Orbáns Abwahl in Ungarn: Ein Wendepunkt für die Demokratie in Europa
Die Demokratie in Europa steht unter Druck, doch am Ende wird sie gewinnen, weil die Mehrheit nicht ohne Anstand leben will. Die jüngsten Wahlen in Ungarn haben dies eindrucksvoll bewiesen, als Viktor Orbán nach 16 Jahren an der Macht abgewählt wurde. Diese Niederlage markiert einen historischen Moment, der zeigt, dass autokratische Tendenzen in Europa nicht dauerhaft bestehen können.
Vom liberalen Geist zum autokratischen Herrscher
Viktor Orbán, einst ein feiner, liberaler und widerspenstiger Geist, der als Ziehkind des Europäers Helmut Kohl galt, verwandelte sich im Laufe der Jahre in einen autoritären Führer. Nach einer Wahlniederlage im Jahr 2002 baute er seine Macht auf nationalistischer Rhetorik auf und degradierte Ungarn zu einer sogenannten illiberalen Demokratie. Trotz offener Taschen für EU-Milliarden verteufelte er stets Brüssel und pflegte enge Beziehungen zu Figuren wie Wladimir Putin und Donald Trump.
Während seiner Regentschaft fielen viele osteuropäische Länder wie Estland, Lettland, Litauen, Kroatien und Polen wirtschaftlich an Ungarn vorbei. Sogar das ehemalige EU-Armenhaus Rumänien hat heute ein höheres Bruttosozialprodukt pro Kopf. Orbáns Politik erwies sich als Verlust für sein Land.

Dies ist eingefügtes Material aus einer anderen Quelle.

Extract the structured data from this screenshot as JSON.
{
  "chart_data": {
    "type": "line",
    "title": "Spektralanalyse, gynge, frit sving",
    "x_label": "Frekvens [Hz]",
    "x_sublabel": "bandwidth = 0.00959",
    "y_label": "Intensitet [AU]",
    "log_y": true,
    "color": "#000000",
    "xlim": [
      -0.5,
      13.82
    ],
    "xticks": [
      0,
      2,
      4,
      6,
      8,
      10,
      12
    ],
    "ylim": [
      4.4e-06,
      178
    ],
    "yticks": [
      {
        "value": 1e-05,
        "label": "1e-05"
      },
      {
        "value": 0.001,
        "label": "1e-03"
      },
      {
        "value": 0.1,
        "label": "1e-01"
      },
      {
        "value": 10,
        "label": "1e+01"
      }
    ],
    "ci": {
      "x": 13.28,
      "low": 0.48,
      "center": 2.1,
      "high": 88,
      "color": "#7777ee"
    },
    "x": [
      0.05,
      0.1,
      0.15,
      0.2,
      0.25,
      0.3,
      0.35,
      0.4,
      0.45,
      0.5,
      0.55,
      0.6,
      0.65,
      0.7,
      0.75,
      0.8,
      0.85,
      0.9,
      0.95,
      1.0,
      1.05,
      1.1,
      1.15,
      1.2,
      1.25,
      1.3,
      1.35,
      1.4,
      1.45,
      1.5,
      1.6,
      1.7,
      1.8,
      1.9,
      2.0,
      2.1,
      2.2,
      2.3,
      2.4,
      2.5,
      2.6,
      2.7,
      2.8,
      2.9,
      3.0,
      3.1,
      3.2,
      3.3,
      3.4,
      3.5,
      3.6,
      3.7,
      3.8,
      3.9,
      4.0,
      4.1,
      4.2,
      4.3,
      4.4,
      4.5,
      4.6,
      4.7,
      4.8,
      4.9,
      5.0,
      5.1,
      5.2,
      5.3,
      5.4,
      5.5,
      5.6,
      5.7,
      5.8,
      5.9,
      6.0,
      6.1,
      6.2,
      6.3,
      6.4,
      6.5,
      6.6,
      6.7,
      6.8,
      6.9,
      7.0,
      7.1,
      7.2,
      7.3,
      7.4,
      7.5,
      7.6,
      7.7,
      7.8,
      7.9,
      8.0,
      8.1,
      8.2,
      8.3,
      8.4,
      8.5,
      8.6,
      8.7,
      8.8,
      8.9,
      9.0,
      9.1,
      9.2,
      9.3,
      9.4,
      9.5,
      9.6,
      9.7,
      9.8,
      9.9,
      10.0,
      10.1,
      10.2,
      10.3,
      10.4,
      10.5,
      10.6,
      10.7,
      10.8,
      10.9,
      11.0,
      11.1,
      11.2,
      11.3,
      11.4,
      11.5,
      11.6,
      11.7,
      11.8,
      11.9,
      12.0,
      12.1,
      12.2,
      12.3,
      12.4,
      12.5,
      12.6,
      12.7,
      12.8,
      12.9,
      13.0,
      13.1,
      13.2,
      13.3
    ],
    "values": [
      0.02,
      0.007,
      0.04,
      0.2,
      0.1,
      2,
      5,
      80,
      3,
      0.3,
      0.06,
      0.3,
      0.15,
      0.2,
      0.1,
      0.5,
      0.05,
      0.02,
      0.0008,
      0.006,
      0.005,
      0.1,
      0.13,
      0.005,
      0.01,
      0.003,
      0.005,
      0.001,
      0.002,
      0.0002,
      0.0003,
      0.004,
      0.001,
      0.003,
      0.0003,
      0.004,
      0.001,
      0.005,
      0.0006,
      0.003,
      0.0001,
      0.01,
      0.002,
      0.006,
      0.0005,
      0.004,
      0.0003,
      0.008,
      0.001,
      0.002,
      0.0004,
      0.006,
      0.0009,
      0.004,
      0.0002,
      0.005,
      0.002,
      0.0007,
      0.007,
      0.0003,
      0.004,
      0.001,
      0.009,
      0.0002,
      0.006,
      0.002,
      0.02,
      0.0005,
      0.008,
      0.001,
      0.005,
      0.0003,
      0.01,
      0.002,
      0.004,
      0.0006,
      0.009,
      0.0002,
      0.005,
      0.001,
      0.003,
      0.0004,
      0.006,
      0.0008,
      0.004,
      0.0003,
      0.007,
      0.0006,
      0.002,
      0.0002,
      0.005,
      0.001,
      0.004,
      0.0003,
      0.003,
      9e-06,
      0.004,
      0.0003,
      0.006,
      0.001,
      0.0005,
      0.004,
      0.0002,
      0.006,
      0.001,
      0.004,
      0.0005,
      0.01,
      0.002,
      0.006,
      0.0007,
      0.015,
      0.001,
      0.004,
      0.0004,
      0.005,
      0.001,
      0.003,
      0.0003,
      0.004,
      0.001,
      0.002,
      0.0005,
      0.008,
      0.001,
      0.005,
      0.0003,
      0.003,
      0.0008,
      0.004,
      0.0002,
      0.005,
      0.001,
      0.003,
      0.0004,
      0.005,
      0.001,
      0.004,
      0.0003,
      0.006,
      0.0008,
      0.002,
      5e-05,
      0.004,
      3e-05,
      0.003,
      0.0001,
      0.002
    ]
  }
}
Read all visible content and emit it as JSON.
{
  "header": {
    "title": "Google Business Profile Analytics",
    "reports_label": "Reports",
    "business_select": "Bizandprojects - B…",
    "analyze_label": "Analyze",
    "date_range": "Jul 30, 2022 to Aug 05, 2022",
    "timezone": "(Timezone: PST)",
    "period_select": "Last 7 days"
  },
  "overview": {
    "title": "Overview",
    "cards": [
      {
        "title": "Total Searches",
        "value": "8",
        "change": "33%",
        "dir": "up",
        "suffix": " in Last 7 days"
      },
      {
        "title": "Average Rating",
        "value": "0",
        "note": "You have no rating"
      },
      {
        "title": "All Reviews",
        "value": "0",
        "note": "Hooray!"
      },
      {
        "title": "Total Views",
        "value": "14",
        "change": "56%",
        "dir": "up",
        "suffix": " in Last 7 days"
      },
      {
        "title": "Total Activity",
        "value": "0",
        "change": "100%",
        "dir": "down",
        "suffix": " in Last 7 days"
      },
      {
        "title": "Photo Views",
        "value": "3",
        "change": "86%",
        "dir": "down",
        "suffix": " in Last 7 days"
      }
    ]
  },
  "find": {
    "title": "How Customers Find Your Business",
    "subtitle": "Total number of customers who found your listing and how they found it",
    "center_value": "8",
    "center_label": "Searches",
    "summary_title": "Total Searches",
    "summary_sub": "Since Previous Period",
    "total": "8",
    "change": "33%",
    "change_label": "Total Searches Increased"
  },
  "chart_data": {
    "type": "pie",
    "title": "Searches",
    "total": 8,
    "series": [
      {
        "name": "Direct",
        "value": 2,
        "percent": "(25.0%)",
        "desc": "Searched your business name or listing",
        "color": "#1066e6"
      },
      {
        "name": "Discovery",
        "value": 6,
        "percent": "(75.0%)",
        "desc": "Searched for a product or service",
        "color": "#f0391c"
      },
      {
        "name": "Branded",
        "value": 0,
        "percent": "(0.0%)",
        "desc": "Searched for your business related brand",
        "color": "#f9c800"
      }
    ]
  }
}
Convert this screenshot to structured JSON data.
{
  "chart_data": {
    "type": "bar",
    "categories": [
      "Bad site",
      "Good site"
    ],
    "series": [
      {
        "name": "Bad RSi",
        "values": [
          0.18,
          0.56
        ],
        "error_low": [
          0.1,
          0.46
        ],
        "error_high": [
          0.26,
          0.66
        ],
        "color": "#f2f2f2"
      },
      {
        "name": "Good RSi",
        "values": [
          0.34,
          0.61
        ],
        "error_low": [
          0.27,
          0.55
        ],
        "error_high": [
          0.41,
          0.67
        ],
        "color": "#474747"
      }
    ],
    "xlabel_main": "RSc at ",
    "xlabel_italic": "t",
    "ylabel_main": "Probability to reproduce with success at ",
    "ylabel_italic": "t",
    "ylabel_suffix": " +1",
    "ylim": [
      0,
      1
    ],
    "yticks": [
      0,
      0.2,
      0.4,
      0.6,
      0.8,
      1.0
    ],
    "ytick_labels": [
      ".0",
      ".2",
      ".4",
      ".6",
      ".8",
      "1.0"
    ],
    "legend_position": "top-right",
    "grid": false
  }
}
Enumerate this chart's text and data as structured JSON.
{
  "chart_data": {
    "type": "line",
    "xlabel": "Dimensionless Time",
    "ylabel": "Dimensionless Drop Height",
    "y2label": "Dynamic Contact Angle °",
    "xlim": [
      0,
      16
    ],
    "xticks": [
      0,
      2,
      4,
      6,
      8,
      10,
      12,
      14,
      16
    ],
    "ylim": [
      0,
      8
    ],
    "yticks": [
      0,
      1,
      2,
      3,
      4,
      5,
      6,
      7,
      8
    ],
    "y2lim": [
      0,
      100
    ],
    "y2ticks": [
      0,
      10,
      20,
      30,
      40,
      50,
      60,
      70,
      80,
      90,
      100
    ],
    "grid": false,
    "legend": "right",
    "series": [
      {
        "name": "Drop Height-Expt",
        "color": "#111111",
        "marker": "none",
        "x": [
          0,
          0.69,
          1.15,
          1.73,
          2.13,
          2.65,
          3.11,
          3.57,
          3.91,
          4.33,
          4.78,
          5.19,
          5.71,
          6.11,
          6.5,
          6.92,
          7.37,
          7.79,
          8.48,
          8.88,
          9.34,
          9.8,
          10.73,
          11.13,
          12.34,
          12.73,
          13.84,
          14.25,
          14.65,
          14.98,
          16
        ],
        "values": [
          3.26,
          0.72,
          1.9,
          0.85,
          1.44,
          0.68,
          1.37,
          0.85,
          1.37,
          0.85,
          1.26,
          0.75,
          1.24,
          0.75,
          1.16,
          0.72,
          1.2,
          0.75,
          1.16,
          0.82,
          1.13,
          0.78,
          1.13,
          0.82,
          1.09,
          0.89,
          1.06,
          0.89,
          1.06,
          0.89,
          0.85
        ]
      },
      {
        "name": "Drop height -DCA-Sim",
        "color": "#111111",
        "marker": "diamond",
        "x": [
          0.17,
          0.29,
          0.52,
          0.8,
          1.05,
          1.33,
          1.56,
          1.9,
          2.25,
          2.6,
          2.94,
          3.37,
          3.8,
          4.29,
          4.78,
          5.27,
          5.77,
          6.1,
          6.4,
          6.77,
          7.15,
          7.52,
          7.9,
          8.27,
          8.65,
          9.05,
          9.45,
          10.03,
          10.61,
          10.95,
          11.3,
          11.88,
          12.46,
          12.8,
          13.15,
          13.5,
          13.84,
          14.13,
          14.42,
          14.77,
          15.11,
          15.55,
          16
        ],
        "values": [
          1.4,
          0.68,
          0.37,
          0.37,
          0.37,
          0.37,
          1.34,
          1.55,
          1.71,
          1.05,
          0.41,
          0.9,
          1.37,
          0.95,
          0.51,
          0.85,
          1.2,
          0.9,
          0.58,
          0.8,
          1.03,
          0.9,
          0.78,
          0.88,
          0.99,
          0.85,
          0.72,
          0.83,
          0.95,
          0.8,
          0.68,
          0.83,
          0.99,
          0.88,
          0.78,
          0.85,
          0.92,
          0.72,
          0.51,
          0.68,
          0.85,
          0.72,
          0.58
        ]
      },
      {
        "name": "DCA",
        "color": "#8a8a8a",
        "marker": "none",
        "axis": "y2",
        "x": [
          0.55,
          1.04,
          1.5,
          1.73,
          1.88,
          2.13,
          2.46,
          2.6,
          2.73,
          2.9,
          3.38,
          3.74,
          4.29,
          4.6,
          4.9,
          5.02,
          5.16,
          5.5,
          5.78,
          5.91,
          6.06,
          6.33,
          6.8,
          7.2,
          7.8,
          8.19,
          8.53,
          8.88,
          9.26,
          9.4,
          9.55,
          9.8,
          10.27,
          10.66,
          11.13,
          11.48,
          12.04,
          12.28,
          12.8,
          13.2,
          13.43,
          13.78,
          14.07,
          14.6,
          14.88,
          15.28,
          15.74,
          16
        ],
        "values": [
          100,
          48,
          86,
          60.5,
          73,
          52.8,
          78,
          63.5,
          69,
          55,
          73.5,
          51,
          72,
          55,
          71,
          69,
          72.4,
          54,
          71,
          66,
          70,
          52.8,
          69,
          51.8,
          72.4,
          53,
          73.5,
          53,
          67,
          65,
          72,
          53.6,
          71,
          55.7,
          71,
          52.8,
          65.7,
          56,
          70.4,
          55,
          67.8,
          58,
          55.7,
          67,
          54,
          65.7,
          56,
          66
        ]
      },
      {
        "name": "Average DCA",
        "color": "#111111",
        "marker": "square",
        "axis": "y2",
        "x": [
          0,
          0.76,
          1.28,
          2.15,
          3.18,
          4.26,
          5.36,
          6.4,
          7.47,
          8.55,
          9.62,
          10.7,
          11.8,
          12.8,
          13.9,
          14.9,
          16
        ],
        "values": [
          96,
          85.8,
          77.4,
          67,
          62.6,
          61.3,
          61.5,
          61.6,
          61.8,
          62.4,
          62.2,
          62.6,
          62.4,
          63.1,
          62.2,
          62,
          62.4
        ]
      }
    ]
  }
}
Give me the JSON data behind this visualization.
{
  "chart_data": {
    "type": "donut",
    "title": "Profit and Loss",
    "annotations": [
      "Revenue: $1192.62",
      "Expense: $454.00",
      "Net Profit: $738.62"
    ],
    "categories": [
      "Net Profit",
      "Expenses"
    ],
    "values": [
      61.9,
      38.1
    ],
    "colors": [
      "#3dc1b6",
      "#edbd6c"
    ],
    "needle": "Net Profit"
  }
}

Die Jugend als Hoffnungsträger
Es waren vor allem die jungen Ungarn, die ihr Land aus der Autokratie zurückeroberten. In Deutschland bewegen sich viele Jugendliche derzeit in die entgegengesetzte Richtung, doch dies liegt vermutlich daran, dass sie nie erfahren haben, was eine illiberale Demokratie für sie bedeuten würde. Die Wahl in Ungarn unterstreicht, dass junge Menschen eine Schlüsselrolle im Kampf für demokratische Werte spielen.
Lehren für Europa
Die EU hat lange geglaubt, über jeder Kritik zu stehen, weil ihre zugrunde liegende Idee so erhaben ist. Dies war ein großer Fehler. Orbáns Hass auf Brüssel wurde oft als legitime Kritik missverstanden, doch am Ende kostete ihn dieser Irrglaube das Amt. Die Wahl zeigt, dass niemand den guten, alten Regeln entkommt: Solange Bürger wählen dürfen – selbst unter verzerrten Bedingungen – sind alle Autokraten zu schlagen.
Unterstützer wie Geert Wilders in den Niederlanden, die MAGA-Bewegung in den USA, die AfD in Deutschland und Putin haben mit Orbán krachend verloren. Ihre Achse ist gebrochen. Natürlich wird es neue Quälgeister geben, doch dieser Wahltag lehrt, dass Europa nicht Russland, China oder Trump-Land ist. Hier gelten noch die Regeln der Demokratie und des Anstands.